As usual with a good, gripping book, I managed to read it straight through in a couple of days. The Birdwatcher follows police sergeant William South, a quiet man who’s Kent coast beat usually involves liaising with the local community rather than murder. Things are further complicated by two factors, the arrival of new detective Alexandra Cupidi, and the murder victim is William’s friend and neighbour. Then, in the first lines we discover that William has two more reasons not to want to get involved in the murder: it’s migration season (he’d rather be watching birds) and he is a murderer himself. You’ll see that this book has great potential for a compelling, complex, story, and I’m pleased to say that Shaw delivers and kept me gripped all the way through.
I enjoyed the characterisation. William South is, much like the hero of Shaw’s other books, a quiet man. He likes his life on the wild, barren coast at Dungeness, and his job as Local District lead for the Kent police. He fights against getting involved in the murder even before he finds it is so close to home, and he’s unsure about the new DS who has moved down from London. Against his better judgement, South gets sucked further and further into the case, his local knowledge helping him uncover link after link that tells him the death of his neighbour and fellow birdwatcher wasn’t just a random killing.
The other character who worked well for me was Zoe Cupidi, Alexandra’s teenage daughter who is angry at being dragged away from her friends and school.
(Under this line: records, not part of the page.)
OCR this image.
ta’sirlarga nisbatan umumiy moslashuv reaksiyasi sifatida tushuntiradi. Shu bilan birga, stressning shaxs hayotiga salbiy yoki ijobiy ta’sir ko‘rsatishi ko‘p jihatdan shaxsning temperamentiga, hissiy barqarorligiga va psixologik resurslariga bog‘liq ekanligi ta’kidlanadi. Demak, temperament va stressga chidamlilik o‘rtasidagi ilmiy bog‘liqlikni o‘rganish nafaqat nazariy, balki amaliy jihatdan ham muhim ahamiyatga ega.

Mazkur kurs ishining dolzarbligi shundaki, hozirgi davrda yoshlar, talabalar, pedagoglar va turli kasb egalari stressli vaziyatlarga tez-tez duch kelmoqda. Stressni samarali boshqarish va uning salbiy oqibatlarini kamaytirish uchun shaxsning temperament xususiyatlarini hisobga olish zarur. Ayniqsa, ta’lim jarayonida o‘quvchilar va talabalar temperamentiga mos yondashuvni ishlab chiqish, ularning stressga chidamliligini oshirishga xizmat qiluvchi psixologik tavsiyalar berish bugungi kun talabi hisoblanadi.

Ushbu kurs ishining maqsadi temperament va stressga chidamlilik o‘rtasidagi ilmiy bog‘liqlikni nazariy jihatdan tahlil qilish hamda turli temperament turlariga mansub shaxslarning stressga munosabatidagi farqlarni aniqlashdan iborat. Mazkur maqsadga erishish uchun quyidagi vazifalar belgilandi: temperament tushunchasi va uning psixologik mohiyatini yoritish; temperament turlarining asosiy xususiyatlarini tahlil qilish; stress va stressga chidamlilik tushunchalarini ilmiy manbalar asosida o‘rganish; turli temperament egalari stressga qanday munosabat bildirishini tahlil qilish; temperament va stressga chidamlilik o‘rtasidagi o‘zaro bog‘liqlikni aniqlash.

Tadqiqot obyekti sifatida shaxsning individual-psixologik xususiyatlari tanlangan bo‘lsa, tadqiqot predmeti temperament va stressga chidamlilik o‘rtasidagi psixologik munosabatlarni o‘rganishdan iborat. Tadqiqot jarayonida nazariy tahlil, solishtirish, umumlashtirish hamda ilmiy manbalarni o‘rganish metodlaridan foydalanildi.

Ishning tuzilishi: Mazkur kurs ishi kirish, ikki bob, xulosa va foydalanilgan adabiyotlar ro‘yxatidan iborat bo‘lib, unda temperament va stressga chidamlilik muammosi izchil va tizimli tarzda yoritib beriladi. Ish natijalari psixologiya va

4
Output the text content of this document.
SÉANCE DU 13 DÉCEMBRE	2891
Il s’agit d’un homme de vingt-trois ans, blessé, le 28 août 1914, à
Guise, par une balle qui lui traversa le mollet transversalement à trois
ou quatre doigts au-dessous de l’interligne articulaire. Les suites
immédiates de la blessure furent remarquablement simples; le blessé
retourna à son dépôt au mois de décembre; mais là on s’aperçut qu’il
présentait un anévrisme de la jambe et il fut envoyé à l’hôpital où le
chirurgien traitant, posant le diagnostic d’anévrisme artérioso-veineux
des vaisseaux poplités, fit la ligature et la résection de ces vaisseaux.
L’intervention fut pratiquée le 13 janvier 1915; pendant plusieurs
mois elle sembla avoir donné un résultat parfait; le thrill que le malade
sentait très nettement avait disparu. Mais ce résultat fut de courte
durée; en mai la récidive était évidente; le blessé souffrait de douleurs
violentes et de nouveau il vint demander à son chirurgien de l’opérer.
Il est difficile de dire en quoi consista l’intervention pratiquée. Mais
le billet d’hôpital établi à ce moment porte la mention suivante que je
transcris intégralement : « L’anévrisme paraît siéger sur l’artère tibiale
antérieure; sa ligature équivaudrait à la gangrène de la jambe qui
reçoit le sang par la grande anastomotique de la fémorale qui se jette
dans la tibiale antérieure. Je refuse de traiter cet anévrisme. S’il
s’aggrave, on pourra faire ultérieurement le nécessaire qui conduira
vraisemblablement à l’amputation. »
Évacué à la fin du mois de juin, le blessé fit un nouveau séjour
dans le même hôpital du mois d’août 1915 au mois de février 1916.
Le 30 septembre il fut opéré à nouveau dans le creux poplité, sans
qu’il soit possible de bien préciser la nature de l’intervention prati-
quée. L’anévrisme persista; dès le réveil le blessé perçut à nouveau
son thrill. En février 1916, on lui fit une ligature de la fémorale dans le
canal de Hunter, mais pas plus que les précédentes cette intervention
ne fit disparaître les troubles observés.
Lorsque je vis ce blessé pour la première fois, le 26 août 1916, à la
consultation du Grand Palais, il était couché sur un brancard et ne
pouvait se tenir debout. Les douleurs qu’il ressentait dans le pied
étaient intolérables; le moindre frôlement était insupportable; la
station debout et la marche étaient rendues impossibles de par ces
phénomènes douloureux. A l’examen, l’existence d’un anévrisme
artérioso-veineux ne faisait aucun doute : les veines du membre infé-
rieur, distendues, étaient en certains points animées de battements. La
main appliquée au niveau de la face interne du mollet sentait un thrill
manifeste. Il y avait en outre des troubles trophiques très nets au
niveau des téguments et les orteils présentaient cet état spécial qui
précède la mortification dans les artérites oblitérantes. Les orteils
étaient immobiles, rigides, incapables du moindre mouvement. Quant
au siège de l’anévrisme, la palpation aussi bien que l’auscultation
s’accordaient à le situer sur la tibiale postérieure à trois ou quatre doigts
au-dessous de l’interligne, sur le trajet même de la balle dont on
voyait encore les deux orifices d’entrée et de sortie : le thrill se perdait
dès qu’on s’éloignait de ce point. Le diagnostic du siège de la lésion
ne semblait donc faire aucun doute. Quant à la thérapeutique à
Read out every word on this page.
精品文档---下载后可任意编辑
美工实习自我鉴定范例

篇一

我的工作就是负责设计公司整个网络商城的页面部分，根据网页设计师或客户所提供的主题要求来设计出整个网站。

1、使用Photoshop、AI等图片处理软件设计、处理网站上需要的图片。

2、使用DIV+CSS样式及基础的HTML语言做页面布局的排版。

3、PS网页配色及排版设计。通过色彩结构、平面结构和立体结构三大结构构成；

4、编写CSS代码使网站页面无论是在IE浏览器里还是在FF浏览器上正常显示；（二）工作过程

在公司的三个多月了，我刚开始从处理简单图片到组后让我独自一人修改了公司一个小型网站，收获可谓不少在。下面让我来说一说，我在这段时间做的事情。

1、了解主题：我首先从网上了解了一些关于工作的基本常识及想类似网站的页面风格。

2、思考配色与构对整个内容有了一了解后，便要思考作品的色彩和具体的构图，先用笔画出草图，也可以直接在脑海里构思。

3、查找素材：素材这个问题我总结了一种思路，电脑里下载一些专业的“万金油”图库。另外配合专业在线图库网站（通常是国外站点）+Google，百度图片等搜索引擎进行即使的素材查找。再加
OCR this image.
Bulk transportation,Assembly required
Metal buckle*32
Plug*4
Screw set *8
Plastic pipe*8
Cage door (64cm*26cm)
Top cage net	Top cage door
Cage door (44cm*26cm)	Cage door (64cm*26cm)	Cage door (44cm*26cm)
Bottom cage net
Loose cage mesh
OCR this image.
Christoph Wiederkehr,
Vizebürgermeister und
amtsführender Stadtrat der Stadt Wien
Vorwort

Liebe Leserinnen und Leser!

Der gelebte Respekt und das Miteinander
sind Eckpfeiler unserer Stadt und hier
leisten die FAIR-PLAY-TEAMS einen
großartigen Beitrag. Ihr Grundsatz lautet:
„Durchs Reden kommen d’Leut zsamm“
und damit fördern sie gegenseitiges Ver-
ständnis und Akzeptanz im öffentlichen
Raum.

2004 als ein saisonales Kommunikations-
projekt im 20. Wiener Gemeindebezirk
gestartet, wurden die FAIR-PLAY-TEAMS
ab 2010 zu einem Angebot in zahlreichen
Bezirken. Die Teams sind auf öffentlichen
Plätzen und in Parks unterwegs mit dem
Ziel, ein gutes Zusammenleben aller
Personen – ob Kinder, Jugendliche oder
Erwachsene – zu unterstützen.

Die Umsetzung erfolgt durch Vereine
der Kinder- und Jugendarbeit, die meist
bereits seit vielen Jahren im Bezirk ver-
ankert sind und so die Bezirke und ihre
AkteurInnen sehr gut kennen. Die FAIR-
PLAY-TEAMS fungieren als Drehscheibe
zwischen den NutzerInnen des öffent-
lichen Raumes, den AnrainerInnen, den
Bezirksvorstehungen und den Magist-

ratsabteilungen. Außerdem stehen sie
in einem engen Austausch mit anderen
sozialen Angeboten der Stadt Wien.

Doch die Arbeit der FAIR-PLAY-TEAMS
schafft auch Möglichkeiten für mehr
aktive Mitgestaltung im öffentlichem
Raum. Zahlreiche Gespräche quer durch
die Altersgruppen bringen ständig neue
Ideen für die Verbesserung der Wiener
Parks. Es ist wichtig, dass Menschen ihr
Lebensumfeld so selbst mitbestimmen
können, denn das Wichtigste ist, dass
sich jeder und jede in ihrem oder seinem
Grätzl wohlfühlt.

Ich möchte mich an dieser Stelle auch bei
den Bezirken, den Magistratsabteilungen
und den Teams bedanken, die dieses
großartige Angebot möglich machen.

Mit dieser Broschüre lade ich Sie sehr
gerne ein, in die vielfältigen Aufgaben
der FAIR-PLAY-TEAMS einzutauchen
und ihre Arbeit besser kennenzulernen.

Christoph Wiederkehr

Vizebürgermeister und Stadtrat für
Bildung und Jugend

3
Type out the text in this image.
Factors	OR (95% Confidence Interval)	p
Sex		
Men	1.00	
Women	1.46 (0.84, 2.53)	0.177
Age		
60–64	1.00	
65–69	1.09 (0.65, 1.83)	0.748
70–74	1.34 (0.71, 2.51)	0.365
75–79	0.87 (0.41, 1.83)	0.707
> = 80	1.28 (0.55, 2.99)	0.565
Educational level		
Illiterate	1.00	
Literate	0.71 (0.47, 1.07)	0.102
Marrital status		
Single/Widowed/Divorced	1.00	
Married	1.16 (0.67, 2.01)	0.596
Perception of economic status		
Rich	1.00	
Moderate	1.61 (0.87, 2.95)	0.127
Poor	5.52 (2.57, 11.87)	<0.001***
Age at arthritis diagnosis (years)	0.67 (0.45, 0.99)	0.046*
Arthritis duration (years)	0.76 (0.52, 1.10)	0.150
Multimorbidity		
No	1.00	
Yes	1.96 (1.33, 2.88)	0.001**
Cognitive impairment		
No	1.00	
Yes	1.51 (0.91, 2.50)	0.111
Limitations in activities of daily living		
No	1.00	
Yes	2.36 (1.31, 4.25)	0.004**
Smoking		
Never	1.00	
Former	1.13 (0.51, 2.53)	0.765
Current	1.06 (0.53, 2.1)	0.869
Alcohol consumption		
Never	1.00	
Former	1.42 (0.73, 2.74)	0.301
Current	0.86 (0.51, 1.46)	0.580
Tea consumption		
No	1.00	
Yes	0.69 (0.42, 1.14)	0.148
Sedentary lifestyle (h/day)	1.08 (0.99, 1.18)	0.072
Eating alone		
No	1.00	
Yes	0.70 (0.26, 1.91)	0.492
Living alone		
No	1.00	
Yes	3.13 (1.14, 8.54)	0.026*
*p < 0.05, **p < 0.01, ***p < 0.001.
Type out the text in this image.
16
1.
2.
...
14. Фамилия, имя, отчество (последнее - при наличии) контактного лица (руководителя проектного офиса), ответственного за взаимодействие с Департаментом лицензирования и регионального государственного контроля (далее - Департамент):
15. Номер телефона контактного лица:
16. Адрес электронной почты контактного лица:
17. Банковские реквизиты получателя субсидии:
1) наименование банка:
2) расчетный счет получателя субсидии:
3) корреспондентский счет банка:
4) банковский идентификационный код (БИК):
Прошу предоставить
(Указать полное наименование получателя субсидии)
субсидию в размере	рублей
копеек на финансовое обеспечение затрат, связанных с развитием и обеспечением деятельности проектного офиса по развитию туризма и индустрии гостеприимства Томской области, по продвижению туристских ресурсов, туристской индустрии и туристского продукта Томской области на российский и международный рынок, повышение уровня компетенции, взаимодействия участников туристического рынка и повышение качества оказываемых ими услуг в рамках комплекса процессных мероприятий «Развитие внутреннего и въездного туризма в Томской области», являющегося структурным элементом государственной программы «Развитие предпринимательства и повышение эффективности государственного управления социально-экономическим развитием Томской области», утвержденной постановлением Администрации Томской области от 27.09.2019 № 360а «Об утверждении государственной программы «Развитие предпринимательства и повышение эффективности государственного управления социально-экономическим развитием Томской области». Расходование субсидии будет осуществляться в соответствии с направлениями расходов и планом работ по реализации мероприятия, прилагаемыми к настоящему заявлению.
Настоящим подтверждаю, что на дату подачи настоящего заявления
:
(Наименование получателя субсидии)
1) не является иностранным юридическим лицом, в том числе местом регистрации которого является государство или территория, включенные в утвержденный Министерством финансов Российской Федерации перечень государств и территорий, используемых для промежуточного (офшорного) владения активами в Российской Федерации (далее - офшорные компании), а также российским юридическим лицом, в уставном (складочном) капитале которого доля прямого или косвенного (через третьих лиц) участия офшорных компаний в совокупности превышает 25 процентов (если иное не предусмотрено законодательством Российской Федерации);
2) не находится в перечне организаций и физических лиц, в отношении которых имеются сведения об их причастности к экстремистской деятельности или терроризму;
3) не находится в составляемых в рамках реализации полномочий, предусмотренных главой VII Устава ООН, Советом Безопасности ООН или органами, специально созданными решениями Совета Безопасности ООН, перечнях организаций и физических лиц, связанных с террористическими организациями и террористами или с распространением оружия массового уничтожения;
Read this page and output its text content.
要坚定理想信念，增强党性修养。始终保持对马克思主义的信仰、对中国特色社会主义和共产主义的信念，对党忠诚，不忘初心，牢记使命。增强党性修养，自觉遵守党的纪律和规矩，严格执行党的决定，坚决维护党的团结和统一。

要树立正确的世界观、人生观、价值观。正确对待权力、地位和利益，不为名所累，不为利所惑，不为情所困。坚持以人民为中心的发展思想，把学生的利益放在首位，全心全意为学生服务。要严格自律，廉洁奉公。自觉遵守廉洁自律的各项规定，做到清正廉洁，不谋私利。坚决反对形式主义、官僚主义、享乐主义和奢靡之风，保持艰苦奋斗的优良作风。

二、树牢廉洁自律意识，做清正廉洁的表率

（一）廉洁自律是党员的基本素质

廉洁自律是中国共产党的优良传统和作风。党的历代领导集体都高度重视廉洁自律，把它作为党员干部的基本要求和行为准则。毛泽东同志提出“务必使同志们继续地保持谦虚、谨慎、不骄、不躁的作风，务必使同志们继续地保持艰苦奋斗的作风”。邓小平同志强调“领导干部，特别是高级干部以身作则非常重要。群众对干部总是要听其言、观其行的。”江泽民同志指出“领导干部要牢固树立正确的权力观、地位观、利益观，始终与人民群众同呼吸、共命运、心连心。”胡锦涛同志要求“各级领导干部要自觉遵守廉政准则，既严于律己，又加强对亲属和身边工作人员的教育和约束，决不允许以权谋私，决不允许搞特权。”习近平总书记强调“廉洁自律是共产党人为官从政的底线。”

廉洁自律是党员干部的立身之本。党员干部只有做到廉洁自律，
South finds himself forced to play babysitter and take Zoe birdwatching. I’m not sure how many teenage girls would genuinely manage to become interested in birds, but Shaw writes persuasively!
I also enjoyed the flashbacks to South’s childhood, growing up on a Protestant estate surrounded by Catholic areas in Northern Ireland in the seventies. At first I was a little unsettled by the change of setting, but soon I grew used to this part of the book which gradually showed us how South became the man he is, and raises the question of whether his past is catching up with him.
The final part of the book I want to highlight is Dungeness itself. I love to write in Dungeness, it has a special characteristic of it’s own, a wide expanse of beach overshadowed by the power station, and I guess Shaw has spent quite some time there too. It’s the ideal setting for a murder, and I may not be able to write there in quite the same way again!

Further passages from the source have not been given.